Mulher negra, luta redobrada

Além de enfrentar as barreiras de gênero, mulheres negras encaram a desigualdade racial. A luta, portanto, é ainda mais pesada, testemunha Withiner Oliveira. A jovem jornalista lamenta o fato de muitas pessoas ainda não entenderem o que significam vagas afirmativas.

“Tem muita gente capacitada, mas que não tem oportunidade. Viola Davis (atriz norte-americana) tem uma frase: ‘O que separa uma mulher preta de uma mulher branca é a oportunidade’. Ações afirmativas não significam que você terá um profissional menos qualificado na sua empresa, muito pelo contrário. Você vai dar oportunidade para uma pessoa extremamente qualificada, mas que não tem tanta oportunidade no mercado”.

Foi com uma vaga afirmativa que ela conquistou o espaço que é seu, após receber algumas negativas do mercado. Sem abrir mão de sua ancestralidade e essência, tem orgulho por se manter fiel às raízes. “Vamos colocar mais pretinhos nas empresas. Na foto do meu currículo, estou com o cabelo trançado. Já parei para pensar: será que isso foi um impedimento (que causaram respostas negativas para outras vagas)? Mas não vou me desvencilhar da minha negritude por conta do mercado. O mercado é quem precisa se adaptar”, disse a egressa da Universidade Estadual do Rio de Janeiro (Uerj), uma das pioneiras na implantação do sistema de cotas.

“Na faculdade, fiquei muito contente porque vi pessoas iguais a mim. Chegar lá e ver várias pessoas pretas foi algo muito bacana se sentir representada.”

Violência doméstica é ferida aberta

A chaga da violência doméstica é um dificultador para mudança da realidade no mercado de trabalho. As estatísticas flagram essa ferida aberta, afirma Dani Klein. “A pesquisa ‘Visível e Invisível’ (2022), do Datafolha, mostra que 51 mil mulheres foram vítimas de violência no país por dia. Em média, cada vítima é agredida quatro vezes. Foram quase 19 milhões de vítimas em 2022.

“Como a mulher vai apanhar e estudar? Como ela vai levar soco e pontapé e chegar ao trabalho? Tem um pacto de silêncio do brasileiro, de cordialidade, de não interferir, que precisa ser quebrado”, defendeu Dani.

A jornalista acrescenta: “Violência contra a mulher é crime, assédio é crime. A invisibilidade da mulher é considerada uma violência”.

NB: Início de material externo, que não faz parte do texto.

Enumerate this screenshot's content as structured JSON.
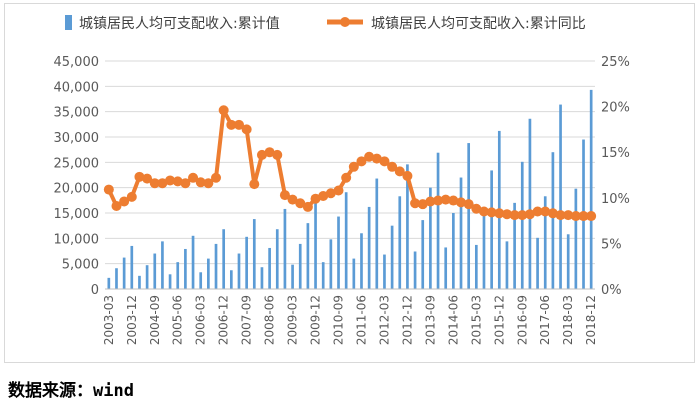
{
  "chart_data": {
    "type": "bar+line",
    "categories": [
      "2003-03",
      "2003-06",
      "2003-09",
      "2003-12",
      "2004-03",
      "2004-06",
      "2004-09",
      "2004-12",
      "2005-03",
      "2005-06",
      "2005-09",
      "2005-12",
      "2006-03",
      "2006-06",
      "2006-09",
      "2006-12",
      "2007-03",
      "2007-06",
      "2007-09",
      "2007-12",
      "2008-03",
      "2008-06",
      "2008-09",
      "2008-12",
      "2009-03",
      "2009-06",
      "2009-09",
      "2009-12",
      "2010-03",
      "2010-06",
      "2010-09",
      "2010-12",
      "2011-03",
      "2011-06",
      "2011-09",
      "2011-12",
      "2012-03",
      "2012-06",
      "2012-09",
      "2012-12",
      "2013-03",
      "2013-06",
      "2013-09",
      "2013-12",
      "2014-03",
      "2014-06",
      "2014-09",
      "2014-12",
      "2015-03",
      "2015-06",
      "2015-09",
      "2015-12",
      "2016-03",
      "2016-06",
      "2016-09",
      "2016-12",
      "2017-03",
      "2017-06",
      "2017-09",
      "2017-12",
      "2018-03",
      "2018-06",
      "2018-09",
      "2018-12"
    ],
    "x_tick_labels": [
      "2003-03",
      "2003-12",
      "2004-09",
      "2005-06",
      "2006-03",
      "2006-12",
      "2007-09",
      "2008-06",
      "2009-03",
      "2009-12",
      "2010-09",
      "2011-06",
      "2012-03",
      "2012-12",
      "2013-09",
      "2014-06",
      "2015-03",
      "2015-12",
      "2016-09",
      "2017-06",
      "2018-03",
      "2018-12"
    ],
    "series": [
      {
        "name": "城镇居民人均可支配收入:累计值",
        "type": "bar",
        "axis": "left",
        "color": "#5b9bd5",
        "values": [
          2200,
          4100,
          6200,
          8500,
          2600,
          4700,
          7000,
          9400,
          2900,
          5300,
          7900,
          10500,
          3300,
          6000,
          8900,
          11800,
          3700,
          7000,
          10300,
          13800,
          4300,
          8100,
          11800,
          15800,
          4800,
          8900,
          13000,
          17200,
          5300,
          9800,
          14300,
          19100,
          6000,
          11000,
          16200,
          21800,
          6800,
          12500,
          18300,
          24600,
          7400,
          13600,
          20000,
          26900,
          8200,
          15000,
          22000,
          28800,
          8700,
          15900,
          23400,
          31200,
          9400,
          17000,
          25100,
          33600,
          10100,
          18300,
          27000,
          36400,
          10800,
          19800,
          29500,
          39300
        ]
      },
      {
        "name": "城镇居民人均可支配收入:累计同比",
        "type": "line",
        "axis": "right",
        "color": "#ed7d31",
        "values": [
          10.9,
          9.1,
          9.6,
          10.1,
          12.3,
          12.1,
          11.6,
          11.6,
          11.9,
          11.8,
          11.6,
          12.2,
          11.7,
          11.6,
          12.2,
          19.6,
          18.0,
          18.0,
          17.5,
          11.5,
          14.7,
          15.0,
          14.7,
          10.3,
          9.8,
          9.4,
          9.0,
          9.9,
          10.2,
          10.5,
          10.8,
          12.2,
          13.4,
          14.0,
          14.5,
          14.3,
          14.0,
          13.4,
          12.9,
          12.4,
          9.4,
          9.3,
          9.6,
          9.7,
          9.8,
          9.7,
          9.5,
          9.3,
          8.8,
          8.5,
          8.4,
          8.3,
          8.2,
          8.1,
          8.1,
          8.2,
          8.5,
          8.5,
          8.3,
          8.1,
          8.1,
          8.0,
          8.0,
          8.0
        ]
      }
    ],
    "y_left": {
      "min": 0,
      "max": 45000,
      "step": 5000,
      "tick_labels": [
        "0",
        "5,000",
        "10,000",
        "15,000",
        "20,000",
        "25,000",
        "30,000",
        "35,000",
        "40,000",
        "45,000"
      ]
    },
    "y_right": {
      "min": 0,
      "max": 25,
      "step": 5,
      "tick_labels": [
        "0%",
        "5%",
        "10%",
        "15%",
        "20%",
        "25%"
      ]
    },
    "grid": true,
    "legend_position": "top"
  },
  "source_label": "数据来源：",
  "source_value": "wind",
  "colors": {
    "axis_text": "#595959",
    "grid": "#d9d9d9"
  }
}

Nas empresas onde atuam as profissionais ouvidas no debate, casos como esse e outros que infringem o Código de Ética e Conduta podem ser denunciados pelo 0800 515 2204.

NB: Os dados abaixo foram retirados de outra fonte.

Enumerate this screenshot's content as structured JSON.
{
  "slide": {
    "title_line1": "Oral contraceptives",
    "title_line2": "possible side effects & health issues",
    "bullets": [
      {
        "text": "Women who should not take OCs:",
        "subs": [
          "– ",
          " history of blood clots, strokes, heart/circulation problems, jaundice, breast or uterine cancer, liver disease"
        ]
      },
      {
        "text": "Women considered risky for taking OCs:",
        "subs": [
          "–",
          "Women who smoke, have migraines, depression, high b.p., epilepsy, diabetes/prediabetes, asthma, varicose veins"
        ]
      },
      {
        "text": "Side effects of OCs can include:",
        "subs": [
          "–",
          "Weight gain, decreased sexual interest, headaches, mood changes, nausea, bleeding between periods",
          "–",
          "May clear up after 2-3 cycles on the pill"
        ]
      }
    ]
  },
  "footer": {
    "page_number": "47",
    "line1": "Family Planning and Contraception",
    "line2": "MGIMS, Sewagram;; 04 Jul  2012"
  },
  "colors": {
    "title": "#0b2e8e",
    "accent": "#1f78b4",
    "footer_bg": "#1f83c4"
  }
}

Dani Klein aponta uma outra realidade inquietante. Mulheres gastam 14% do seu tempo com tarefas domésticas, três vezes mais que os homens (5%). “Você acumular isso é bastante complicado. Isso se reflete também como um desafio para a empresa.”

Ao final, o quarteto deixou uma mensagem. O papel das empresas é  incentivar o trabalho feminino em cada em suas amplitudes, não se moldando a padrões, não desencorajando a mulher a buscar uma vagas de emprego numa área que tradicionalmente impera a presença masculina.

Conquistas femininas são recentes

Durante a live, foram pontuados alguns marcos de conquistas femininas ao longo do tempo. A maioria delas é recente. Confira.

1946 – A mulher conquista o direito ao voto e de ser votada.

1962 – Pela lei, ela passa a poder trabalhar fora sem autorização do marido.

1974 – A mulher ganha o direito de portar o cartão de crédito.

1979 – Conquista do direito à prática de futebol.

1977 – Promulgada a lei do divórcio. O matrimônio não é mais indissolúvel.

1985 – É criada a primeira Delegacia da Mulher.

1988 – A Constituição promulgada proíbe a diferença de salários e critérios de admissão por homens e mulheres.

2003 – A mulher passa a ter o direito de casar sem ser virgem. Antes, em caso contrário, o casamento poderia ser anulado.

2015 – Passa a valer a lei do feminicídio, que torna crime hediondo o assassinato de mulheres, punindo o autor da forma mais severa da lei, 30 anos de reclusão. Também nesse ano, as mães passam a ter o direito de registrar em cartório o seu filho sem a presença do meu pai.

2018 – Aprovada a lei que tornou crime a importunação sexual, tão comum no transporte público.

2020 (eleições) – Passa a valer a lei que obriga partidos políticos a ter ao menos 30% de candidatas mulheres.

2023 – Governo decide pela distribuição gratuita de absorventes para pessoas mais vulneráveis.